Juan Silvano Diaz Perez

Personal information
- Born: 1914
- Died: 1969 (aged 54–55)

Chess career
- Country: Paraguay

= Juan Silvano Diaz Perez =

Paraguayan chess player

Juan Silvano Diaz Perez (1914 – 1969), was a Paraguayan chess player, three times Paraguayan Chess Championship winner (1938, 1939, 1942).

==Biography==
Juan Silvano Diaz Perez was poet, teacher, essayist and literary critic. Although a lawyer by profession, from a very young age he devoted himself to literature and chess. From the late 1930s to the mid-1940s, Juan Silvano Diaz Perez was one of Paraguay's leading chess players. He won first official Paraguayan Chess Championship in 1938, and repeated this success in 1939 and 1942. A professor of literature in the 1940s, he also lived in exile for many years. Essayist and scholar of the Generación (Española) del 98, he had the honor of prefacing the first edition of Ceniza Redimida (1950) by the great poet Hérib Campos Cervera. Several of his poems have appeared in anthologies by Buzó Gómez (1943), Luis María Martínez (1986).
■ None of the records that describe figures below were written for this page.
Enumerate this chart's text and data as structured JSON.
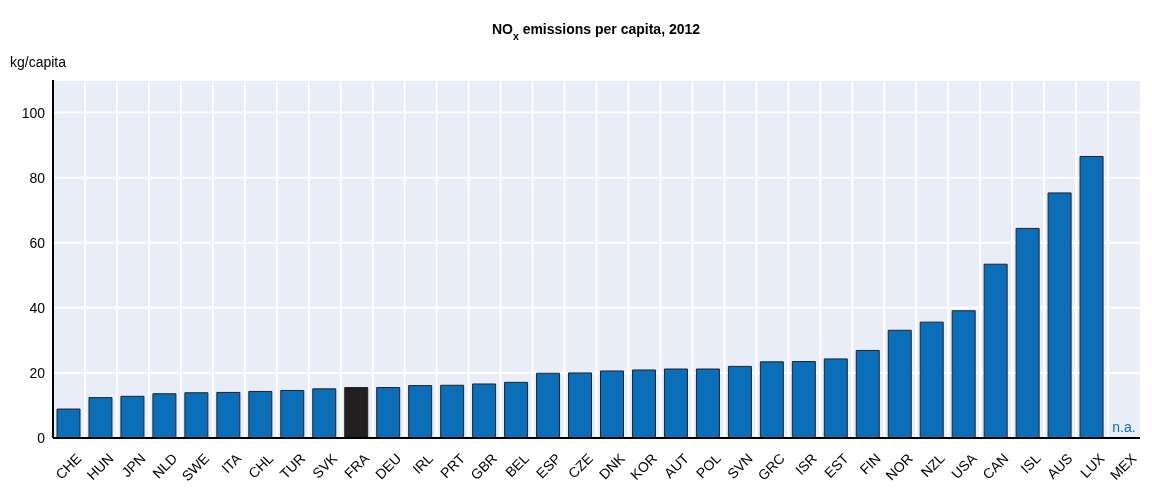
{
  "chart_data": {
    "type": "bar",
    "title": "NO$_{x}$ emissions per capita, 2012",
    "ylabel": "kg/capita",
    "categories": [
      "CHE",
      "HUN",
      "JPN",
      "NLD",
      "SWE",
      "ITA",
      "CHL",
      "TUR",
      "SVK",
      "FRA",
      "DEU",
      "IRL",
      "PRT",
      "GBR",
      "BEL",
      "ESP",
      "CZE",
      "DNK",
      "KOR",
      "AUT",
      "POL",
      "SVN",
      "GRC",
      "ISR",
      "EST",
      "FIN",
      "NOR",
      "NZL",
      "USA",
      "CAN",
      "ISL",
      "AUS",
      "LUX",
      "MEX"
    ],
    "values": [
      8.9,
      12.4,
      12.8,
      13.6,
      13.9,
      14.0,
      14.3,
      14.6,
      15.1,
      15.5,
      15.5,
      16.1,
      16.2,
      16.6,
      17.1,
      19.9,
      20.0,
      20.6,
      20.9,
      21.2,
      21.2,
      22.0,
      23.4,
      23.5,
      24.3,
      26.9,
      33.1,
      35.6,
      39.1,
      53.4,
      64.4,
      75.3,
      86.5,
      null
    ],
    "colors": [
      "#0a6eb8",
      "#0a6eb8",
      "#0a6eb8",
      "#0a6eb8",
      "#0a6eb8",
      "#0a6eb8",
      "#0a6eb8",
      "#0a6eb8",
      "#0a6eb8",
      "#231f20",
      "#0a6eb8",
      "#0a6eb8",
      "#0a6eb8",
      "#0a6eb8",
      "#0a6eb8",
      "#0a6eb8",
      "#0a6eb8",
      "#0a6eb8",
      "#0a6eb8",
      "#0a6eb8",
      "#0a6eb8",
      "#0a6eb8",
      "#0a6eb8",
      "#0a6eb8",
      "#0a6eb8",
      "#0a6eb8",
      "#0a6eb8",
      "#0a6eb8",
      "#0a6eb8",
      "#0a6eb8",
      "#0a6eb8",
      "#0a6eb8",
      "#0a6eb8",
      "#0a6eb8"
    ],
    "ylim": [
      0,
      110
    ],
    "yticks": [
      0,
      20,
      40,
      60,
      80,
      100
    ],
    "grid": true,
    "annotations": [
      "n.a."
    ]
  }
}
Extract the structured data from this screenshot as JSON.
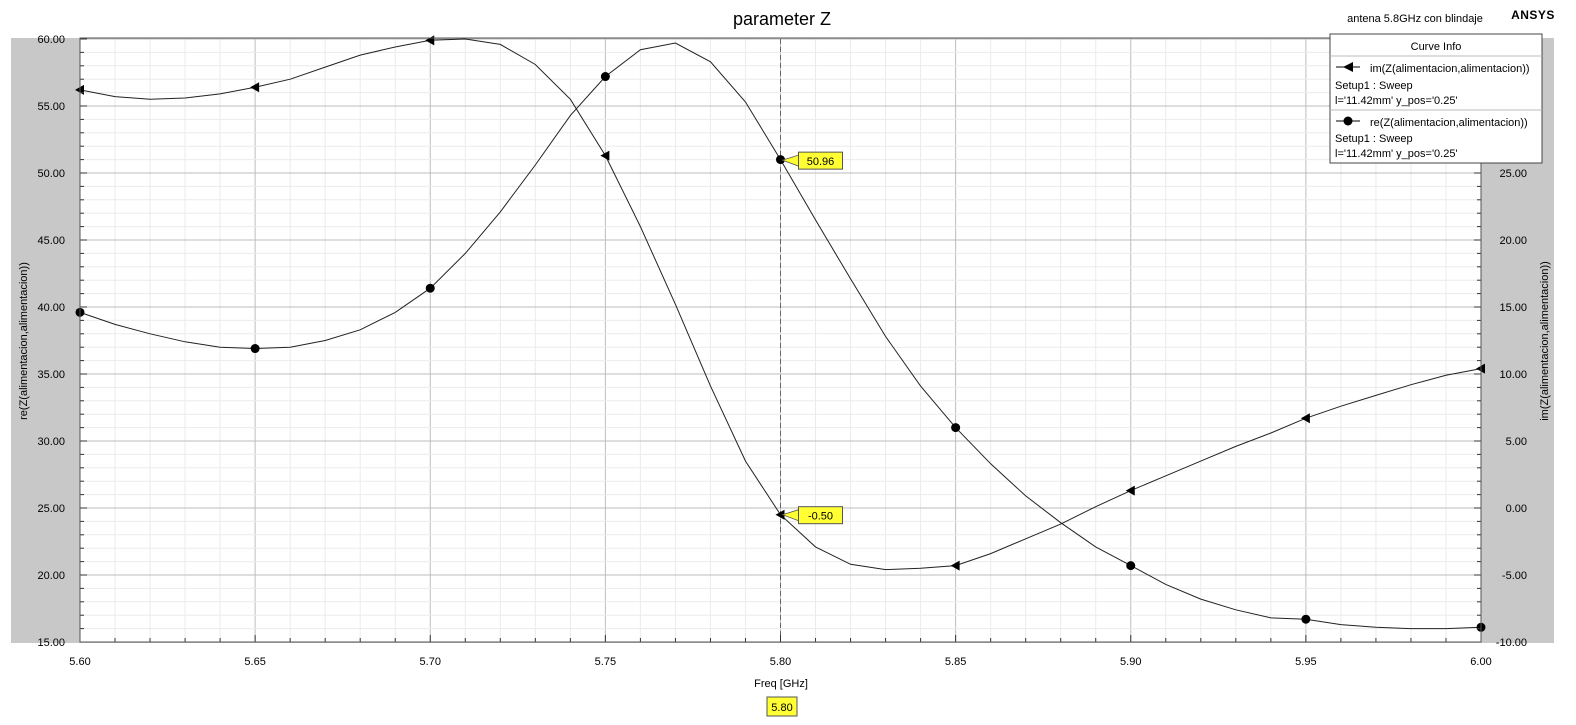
{
  "header": {
    "project": "antena 5.8GHz con blindaje",
    "brand": "ANSYS"
  },
  "legend": {
    "title": "Curve Info",
    "entries": [
      {
        "name": "im(Z(alimentacion,alimentacion))",
        "line2": "Setup1 : Sweep",
        "line3": "l='11.42mm' y_pos='0.25'",
        "marker": "triangle"
      },
      {
        "name": "re(Z(alimentacion,alimentacion))",
        "line2": "Setup1 : Sweep",
        "line3": "l='11.42mm' y_pos='0.25'",
        "marker": "circle"
      }
    ]
  },
  "markers": {
    "x_value": "5.80",
    "re_value": "50.96",
    "im_value": "-0.50"
  },
  "chart_data": {
    "type": "line",
    "title": "parameter Z",
    "xlabel": "Freq [GHz]",
    "ylabel": "re(Z(alimentacion,alimentacion))",
    "y2label": "im(Z(alimentacion,alimentacion))",
    "xlim": [
      5.6,
      6.0
    ],
    "ylim": [
      15,
      60
    ],
    "y2lim": [
      -10,
      35
    ],
    "x_ticks": [
      "5.60",
      "5.65",
      "5.70",
      "5.75",
      "5.80",
      "5.85",
      "5.90",
      "5.95",
      "6.00"
    ],
    "y_ticks": [
      "15.00",
      "20.00",
      "25.00",
      "30.00",
      "35.00",
      "40.00",
      "45.00",
      "50.00",
      "55.00",
      "60.00"
    ],
    "y2_ticks": [
      "-10.00",
      "-5.00",
      "0.00",
      "5.00",
      "10.00",
      "15.00",
      "20.00",
      "25.00"
    ],
    "grid": true,
    "legend_position": "top-right",
    "series": [
      {
        "name": "re(Z(alimentacion,alimentacion))",
        "axis": "left",
        "marker": "circle",
        "x": [
          5.6,
          5.61,
          5.62,
          5.63,
          5.64,
          5.65,
          5.66,
          5.67,
          5.68,
          5.69,
          5.7,
          5.71,
          5.72,
          5.73,
          5.74,
          5.75,
          5.76,
          5.77,
          5.78,
          5.79,
          5.8,
          5.81,
          5.82,
          5.83,
          5.84,
          5.85,
          5.86,
          5.87,
          5.88,
          5.89,
          5.9,
          5.91,
          5.92,
          5.93,
          5.94,
          5.95,
          5.96,
          5.97,
          5.98,
          5.99,
          6.0
        ],
        "y": [
          39.6,
          38.7,
          38.0,
          37.4,
          37.0,
          36.9,
          37.0,
          37.5,
          38.3,
          39.6,
          41.4,
          44.0,
          47.1,
          50.6,
          54.3,
          57.2,
          59.2,
          59.7,
          58.3,
          55.3,
          51.0,
          46.5,
          42.1,
          37.8,
          34.1,
          31.0,
          28.3,
          25.9,
          23.9,
          22.1,
          20.7,
          19.3,
          18.2,
          17.4,
          16.8,
          16.7,
          16.3,
          16.1,
          16.0,
          16.0,
          16.1
        ]
      },
      {
        "name": "im(Z(alimentacion,alimentacion))",
        "axis": "right",
        "marker": "triangle",
        "x": [
          5.6,
          5.61,
          5.62,
          5.63,
          5.64,
          5.65,
          5.66,
          5.67,
          5.68,
          5.69,
          5.7,
          5.71,
          5.72,
          5.73,
          5.74,
          5.75,
          5.76,
          5.77,
          5.78,
          5.79,
          5.8,
          5.81,
          5.82,
          5.83,
          5.84,
          5.85,
          5.86,
          5.87,
          5.88,
          5.89,
          5.9,
          5.91,
          5.92,
          5.93,
          5.94,
          5.95,
          5.96,
          5.97,
          5.98,
          5.99,
          6.0
        ],
        "y": [
          31.2,
          30.7,
          30.5,
          30.6,
          30.9,
          31.4,
          32.0,
          32.9,
          33.8,
          34.4,
          34.9,
          35.0,
          34.6,
          33.1,
          30.5,
          26.3,
          21.0,
          15.2,
          9.1,
          3.5,
          -0.5,
          -2.9,
          -4.2,
          -4.6,
          -4.5,
          -4.3,
          -3.4,
          -2.3,
          -1.2,
          0.1,
          1.3,
          2.4,
          3.5,
          4.6,
          5.6,
          6.7,
          7.6,
          8.4,
          9.2,
          9.9,
          10.4
        ]
      }
    ]
  }
}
His famous essay was "Julio Correa, the poet of the revolution" (Buenos Aires, 1943), a series of several essays about Paraguayan and Spanish writers who have recently been brought together by his brother Rodrigo Díaz-Pérez and published in a posthumous volume Ensayos, Poemas y Ajedrez (1996).

Juan Silvano Diaz Perez played for Paraguay in the Chess Olympiad:
- In 1939, at first board in the 8th Chess Olympiad in Buenos Aires (+3, =1, -11).